The physics involved are what make Nippon Marathon so funny to play and there’s no way you can finish a race without falling at least once. This can get frustrating when as soon as you get up you’re knocked right back down again, but playing with your friends is hectic and it does provide a great deal of laughs because of how ridiculous it all is. Nippon is certainly much more fun to play in multiplayer, and sadly there is no online mode, but you can play with up to four others locally.

As stated before, Nippon Marathon is meant to not be a polished experience and even bad in some instances. The gameplay is sometimes not responsive on purpose and the exaggerated style takes some getting use to. Nippon feels very much like a Japanese title, from the way it animates, to the over-the-top voice acting and dialogue. The level designs are clever with many different environments to race through with urban streets, cliffs, school buildings, and even constructions zones.

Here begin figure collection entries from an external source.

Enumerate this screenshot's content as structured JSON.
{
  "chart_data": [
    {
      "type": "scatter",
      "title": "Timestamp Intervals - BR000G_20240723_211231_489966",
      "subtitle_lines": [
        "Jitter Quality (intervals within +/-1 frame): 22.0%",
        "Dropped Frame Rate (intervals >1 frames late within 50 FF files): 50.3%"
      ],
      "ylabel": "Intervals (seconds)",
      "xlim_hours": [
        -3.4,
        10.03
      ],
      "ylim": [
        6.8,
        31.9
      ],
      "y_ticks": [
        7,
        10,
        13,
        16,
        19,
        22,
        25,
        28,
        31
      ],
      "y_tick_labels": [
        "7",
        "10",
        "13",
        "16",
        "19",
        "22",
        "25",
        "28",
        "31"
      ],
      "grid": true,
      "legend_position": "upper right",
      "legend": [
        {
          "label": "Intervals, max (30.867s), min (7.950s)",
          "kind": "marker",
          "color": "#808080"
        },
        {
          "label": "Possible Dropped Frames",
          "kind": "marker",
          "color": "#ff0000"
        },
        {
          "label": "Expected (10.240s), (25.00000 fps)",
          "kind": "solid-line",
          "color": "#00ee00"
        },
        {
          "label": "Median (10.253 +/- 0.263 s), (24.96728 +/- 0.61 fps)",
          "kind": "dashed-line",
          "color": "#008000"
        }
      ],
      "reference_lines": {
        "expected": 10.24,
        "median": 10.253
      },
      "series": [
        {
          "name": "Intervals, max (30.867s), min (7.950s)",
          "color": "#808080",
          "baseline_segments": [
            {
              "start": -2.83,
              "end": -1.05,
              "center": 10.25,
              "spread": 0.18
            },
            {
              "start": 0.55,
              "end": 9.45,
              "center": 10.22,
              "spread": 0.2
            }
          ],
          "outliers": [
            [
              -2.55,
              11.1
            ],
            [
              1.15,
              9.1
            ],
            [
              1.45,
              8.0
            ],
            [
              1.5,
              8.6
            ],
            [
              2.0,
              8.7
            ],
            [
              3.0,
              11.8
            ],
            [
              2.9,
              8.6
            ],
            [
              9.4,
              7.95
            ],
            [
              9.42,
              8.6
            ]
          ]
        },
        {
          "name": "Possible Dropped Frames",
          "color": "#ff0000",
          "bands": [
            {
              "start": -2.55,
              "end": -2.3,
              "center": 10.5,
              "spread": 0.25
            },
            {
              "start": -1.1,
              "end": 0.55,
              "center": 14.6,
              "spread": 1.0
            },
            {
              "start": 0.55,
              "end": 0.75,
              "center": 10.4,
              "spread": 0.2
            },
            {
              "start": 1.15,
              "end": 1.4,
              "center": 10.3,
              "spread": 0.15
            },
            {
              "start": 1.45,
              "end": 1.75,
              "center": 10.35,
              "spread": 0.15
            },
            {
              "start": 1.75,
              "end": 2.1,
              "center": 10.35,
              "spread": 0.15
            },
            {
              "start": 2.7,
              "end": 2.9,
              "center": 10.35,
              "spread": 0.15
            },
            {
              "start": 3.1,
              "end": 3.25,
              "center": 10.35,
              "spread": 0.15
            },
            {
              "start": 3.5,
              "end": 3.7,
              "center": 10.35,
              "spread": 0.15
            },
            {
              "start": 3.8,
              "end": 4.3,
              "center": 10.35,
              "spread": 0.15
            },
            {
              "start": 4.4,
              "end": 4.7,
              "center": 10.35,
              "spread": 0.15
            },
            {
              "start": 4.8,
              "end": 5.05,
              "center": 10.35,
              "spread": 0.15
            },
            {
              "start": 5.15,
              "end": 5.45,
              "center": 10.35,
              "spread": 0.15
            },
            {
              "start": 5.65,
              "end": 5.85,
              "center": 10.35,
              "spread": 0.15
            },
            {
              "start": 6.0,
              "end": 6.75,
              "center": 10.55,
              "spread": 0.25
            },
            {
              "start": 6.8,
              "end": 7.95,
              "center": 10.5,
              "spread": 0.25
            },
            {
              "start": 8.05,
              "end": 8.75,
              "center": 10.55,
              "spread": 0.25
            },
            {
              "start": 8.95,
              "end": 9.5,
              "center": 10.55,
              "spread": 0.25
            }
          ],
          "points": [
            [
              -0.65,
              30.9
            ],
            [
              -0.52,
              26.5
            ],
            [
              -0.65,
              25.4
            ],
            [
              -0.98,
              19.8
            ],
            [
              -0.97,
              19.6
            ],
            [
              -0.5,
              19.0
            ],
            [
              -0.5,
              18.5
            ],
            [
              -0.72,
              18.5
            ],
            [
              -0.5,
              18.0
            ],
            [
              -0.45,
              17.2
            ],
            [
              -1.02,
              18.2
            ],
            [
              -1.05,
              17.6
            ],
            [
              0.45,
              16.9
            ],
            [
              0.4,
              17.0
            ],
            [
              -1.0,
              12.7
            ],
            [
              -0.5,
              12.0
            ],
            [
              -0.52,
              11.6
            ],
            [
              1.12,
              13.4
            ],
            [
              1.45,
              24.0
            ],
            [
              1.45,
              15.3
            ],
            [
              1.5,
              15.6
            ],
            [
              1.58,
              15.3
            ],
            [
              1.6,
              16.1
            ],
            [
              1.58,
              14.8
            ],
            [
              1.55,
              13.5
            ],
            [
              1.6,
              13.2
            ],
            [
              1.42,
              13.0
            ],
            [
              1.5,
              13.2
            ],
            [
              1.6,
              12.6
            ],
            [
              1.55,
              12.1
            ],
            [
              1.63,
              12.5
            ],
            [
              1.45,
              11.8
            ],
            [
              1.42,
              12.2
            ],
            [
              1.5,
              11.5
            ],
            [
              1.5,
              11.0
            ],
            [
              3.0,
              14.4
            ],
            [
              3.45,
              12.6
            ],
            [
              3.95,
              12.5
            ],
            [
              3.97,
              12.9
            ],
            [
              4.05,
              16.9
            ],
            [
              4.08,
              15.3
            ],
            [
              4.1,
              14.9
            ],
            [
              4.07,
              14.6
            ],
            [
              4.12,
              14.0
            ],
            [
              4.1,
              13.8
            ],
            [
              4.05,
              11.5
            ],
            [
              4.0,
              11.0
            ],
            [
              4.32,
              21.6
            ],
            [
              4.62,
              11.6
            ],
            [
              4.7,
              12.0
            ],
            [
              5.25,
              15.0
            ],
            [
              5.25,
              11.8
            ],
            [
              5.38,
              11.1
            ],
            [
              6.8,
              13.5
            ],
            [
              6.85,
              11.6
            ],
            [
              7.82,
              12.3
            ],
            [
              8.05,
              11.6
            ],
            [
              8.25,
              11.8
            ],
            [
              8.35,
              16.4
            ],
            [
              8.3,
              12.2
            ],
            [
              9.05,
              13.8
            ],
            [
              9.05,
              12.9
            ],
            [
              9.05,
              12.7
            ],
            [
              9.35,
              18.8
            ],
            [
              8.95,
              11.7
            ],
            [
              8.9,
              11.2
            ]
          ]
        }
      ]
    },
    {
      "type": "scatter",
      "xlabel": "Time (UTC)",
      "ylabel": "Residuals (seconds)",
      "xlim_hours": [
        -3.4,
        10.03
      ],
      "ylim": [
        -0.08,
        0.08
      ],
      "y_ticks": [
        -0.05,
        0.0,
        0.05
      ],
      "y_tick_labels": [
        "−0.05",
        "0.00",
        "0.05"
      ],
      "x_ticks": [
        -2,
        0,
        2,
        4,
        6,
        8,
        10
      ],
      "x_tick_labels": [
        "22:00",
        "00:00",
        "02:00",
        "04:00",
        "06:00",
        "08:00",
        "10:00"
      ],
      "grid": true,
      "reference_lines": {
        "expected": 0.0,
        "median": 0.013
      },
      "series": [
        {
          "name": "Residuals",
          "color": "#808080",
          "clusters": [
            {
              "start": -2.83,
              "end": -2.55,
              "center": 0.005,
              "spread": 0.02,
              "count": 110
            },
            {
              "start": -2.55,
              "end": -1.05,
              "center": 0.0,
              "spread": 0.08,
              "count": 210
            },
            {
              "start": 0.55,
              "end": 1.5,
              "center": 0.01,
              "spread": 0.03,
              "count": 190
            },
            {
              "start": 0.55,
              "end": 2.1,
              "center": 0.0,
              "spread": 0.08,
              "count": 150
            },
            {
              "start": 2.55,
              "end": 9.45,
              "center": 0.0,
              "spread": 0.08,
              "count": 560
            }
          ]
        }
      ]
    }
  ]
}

Graphically, the lighting and effects look decent considering the budget and manpower of the title. Everything has a pasty-like aesthetic and the characters faces look ugly, but thankfully the eccentric soundtrack and out-of-control sound effects mesh well with what Nippon Marathon is trying to accomplish.

Overall, Nippon Marathon is a weird experiment of a game and it was really hard to put into words how I felt about it. I did have fun and enjoyed playing it for the silliness and humor, but the gameplay and overall presentation is lackluster in execution. If you have friends to play with, Nippon Marathon can be a good time, but just know the content provided might wear thin pretty quickly.